Proceeds of the privatization spree have gone to pay public enterprises non-performing loans from commercial banks, and to restructure some of the public companies and make them solvent before sale, the minister said. Proceeds have also gone to the budget, he added.
When we started we had LE 31 billion of non performing loans, today we have less than 10 billion. Within two years we managed to solve the problem that was hanging over us for two-and-half decades. These loans originated in the 1970s, Mohieldin said.
The main challenge however, remains the tight fiscal position.
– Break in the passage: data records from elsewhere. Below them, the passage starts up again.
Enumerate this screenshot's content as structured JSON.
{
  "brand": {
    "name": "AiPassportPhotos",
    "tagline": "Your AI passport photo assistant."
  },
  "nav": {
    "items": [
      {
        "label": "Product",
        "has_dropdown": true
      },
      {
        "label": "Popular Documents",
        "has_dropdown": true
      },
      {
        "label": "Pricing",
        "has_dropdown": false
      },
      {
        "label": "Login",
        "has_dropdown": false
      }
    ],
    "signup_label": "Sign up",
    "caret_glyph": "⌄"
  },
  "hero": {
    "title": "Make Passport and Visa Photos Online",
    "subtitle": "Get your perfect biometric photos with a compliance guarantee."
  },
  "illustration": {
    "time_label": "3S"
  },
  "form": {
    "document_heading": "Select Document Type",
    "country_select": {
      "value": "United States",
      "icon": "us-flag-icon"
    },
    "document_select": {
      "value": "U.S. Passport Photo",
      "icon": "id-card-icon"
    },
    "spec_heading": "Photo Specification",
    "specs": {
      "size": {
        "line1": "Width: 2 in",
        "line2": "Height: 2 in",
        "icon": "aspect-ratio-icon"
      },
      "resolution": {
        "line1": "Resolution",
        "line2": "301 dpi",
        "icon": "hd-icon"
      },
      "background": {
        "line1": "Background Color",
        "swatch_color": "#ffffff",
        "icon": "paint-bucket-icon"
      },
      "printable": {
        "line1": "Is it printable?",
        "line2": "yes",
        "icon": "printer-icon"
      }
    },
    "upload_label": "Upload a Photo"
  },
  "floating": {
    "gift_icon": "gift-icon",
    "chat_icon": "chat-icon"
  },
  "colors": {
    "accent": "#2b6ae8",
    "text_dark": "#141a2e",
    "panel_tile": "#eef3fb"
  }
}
The budget is pressured by high levels of subsidies and public-sector wages that account for more than 55 percent of government expenditures, as well as debt servicing which accounts for 18 percent of expenditures.
According to Mohieldin, the government caps current spending by targeting the deficit by one-percentage point per year from 9 percent of GDP. Tax income now accounts for 29.3 percent of government revenue, doubling from 12.8 percent in fiscal year 2005, and Mohieldin said the number of taxpayers has also doubled to 2 million.
But unless the politically sensitive issue of subsidies and the public-sector wage bill are rationalized, Egypt s public-sector indebtedness will continue to mount, analysts at Bear Stearns bank said in a research note.
In addition, the general Egyptian has not seen the benefits of the past two years of economic growth, but instead has experienced rising inflation.
We expect a trickle down effect but two years is not enough in any country after almost seven years of slow growth. We need to grow by 6.5 percent to 7 percent in the next five years, Mohieldin said.
But we cannot benefit from growth unless there is good stability in terms of prices, he added.
The minister said inflation had risen since last year due to revisions in fuel prices and price increases of food products as a result of avian flu.
These are two supply-side changes that hopefully are not going to be repeated, Mohieldin said.